A flounder looks like a hallucination of a fish. Its body is flat as a pancake, its head permanently tilted to one side, and instead of having one eye on each side of its head, both eyes are crowded on one side.

This anatomy, as weird as it may be, is one of evolution’s remarkable success stories. Flounder, like more than 800 other species of flatfish, lie flat on the sea floor, their two eyes gazing up at the water overhead. When a smaller fish swims by, a flatfish shoots up and strikes. One species, the Pacific halibut, can grow to the size of a barn door.

The bizarre bodies of flatfish have long puzzled biologists. In fact, Charles Darwin’s critics used it as evidence against his theory of evolution.

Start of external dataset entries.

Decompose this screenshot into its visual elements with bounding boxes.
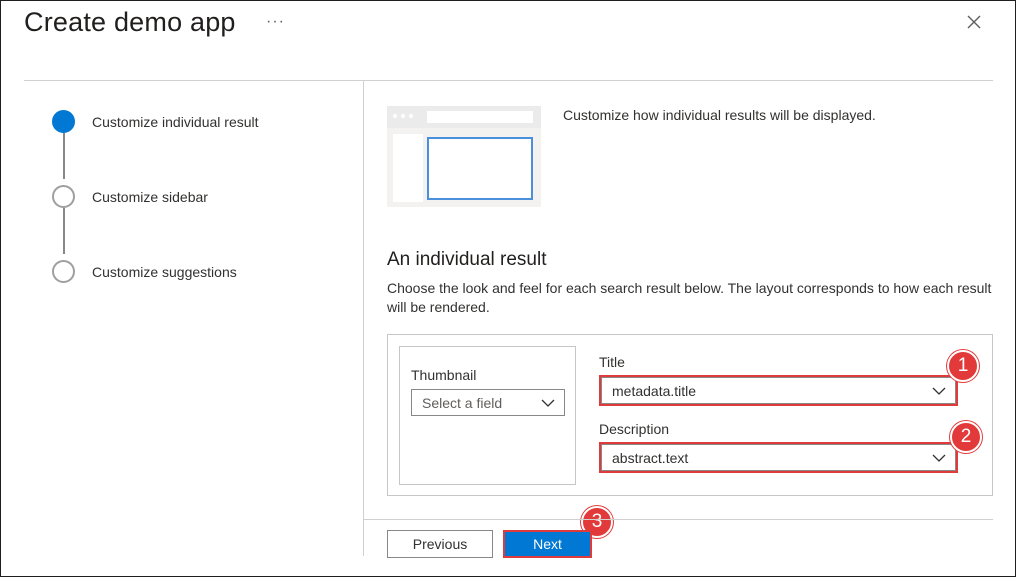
illustration-result-area bbox=[427, 137, 533, 200]
step-inactive-indicator bbox=[52, 260, 75, 283]
footer-divider bbox=[364, 519, 993, 520]
chevron-down-icon bbox=[932, 387, 946, 395]
description-field-label: Description bbox=[599, 421, 670, 437]
description-select-value: abstract.text bbox=[612, 449, 689, 466]
step-label: Customize suggestions bbox=[92, 263, 237, 280]
step-customize-suggestions[interactable]: Customize suggestions bbox=[52, 260, 237, 283]
title-select[interactable]: metadata.title bbox=[599, 375, 958, 406]
section-title: An individual result bbox=[387, 249, 547, 270]
step-customize-sidebar[interactable]: Customize sidebar bbox=[52, 185, 208, 208]
step-connector bbox=[63, 208, 65, 254]
thumbnail-select[interactable]: Select a field bbox=[411, 389, 565, 416]
description-select[interactable]: abstract.text bbox=[599, 442, 958, 473]
next-button[interactable]: Next bbox=[503, 530, 592, 558]
result-layout-illustration bbox=[387, 106, 541, 207]
more-options-icon[interactable]: ··· bbox=[266, 13, 285, 31]
callout-badge-1: 1 bbox=[947, 350, 979, 382]
dialog-title: Create demo app bbox=[24, 7, 236, 37]
thumbnail-select-value: Select a field bbox=[422, 394, 503, 411]
title-field-label: Title bbox=[599, 354, 625, 370]
callout-badge-2: 2 bbox=[950, 421, 982, 453]
step-active-indicator bbox=[52, 110, 75, 133]
thumbnail-label: Thumbnail bbox=[411, 367, 477, 383]
title-select-value: metadata.title bbox=[612, 382, 697, 399]
intro-text: Customize how individual results will be… bbox=[563, 107, 876, 123]
illustration-sidebar bbox=[393, 134, 423, 202]
browser-bar bbox=[387, 106, 541, 128]
chevron-down-icon bbox=[932, 454, 946, 462]
chevron-down-icon bbox=[541, 399, 555, 407]
header-divider bbox=[24, 80, 993, 81]
step-label: Customize sidebar bbox=[92, 188, 208, 205]
close-icon[interactable] bbox=[963, 11, 985, 33]
section-description: Choose the look and feel for each search… bbox=[387, 280, 992, 315]
step-inactive-indicator bbox=[52, 185, 75, 208]
step-connector bbox=[63, 133, 65, 179]
step-customize-individual-result[interactable]: Customize individual result bbox=[52, 110, 259, 133]
create-demo-app-dialog: Create demo app ··· Customize individual… bbox=[0, 0, 1016, 577]
step-label: Customize individual result bbox=[92, 113, 259, 130]
stepper-divider bbox=[363, 81, 364, 556]
previous-button[interactable]: Previous bbox=[387, 530, 493, 558]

In “The Origin of Species,” Darwin argued that natural selection favors tiny variations. Each little increment benefited an organism. Over countless generations, he said, those increments gradually added up to large-scale transformations.

Darwin’s critics rejected the idea that such changes could actually happen. St. George Jackson Mivart, a British biologist, used flatfish as Exhibit A: It seemed impossible to him that the slow migration of the eye around the fish’s head would be advantageous at every stage along the way.

“How such transit of one eye a minute fraction of the journey toward the other side of the head could benefit the individual is indeed far from clear,” Mivart wrote in 1871. The idea that natural selection could gradually create a flatfish, he added, “seems to contradict not imagination, but reason.”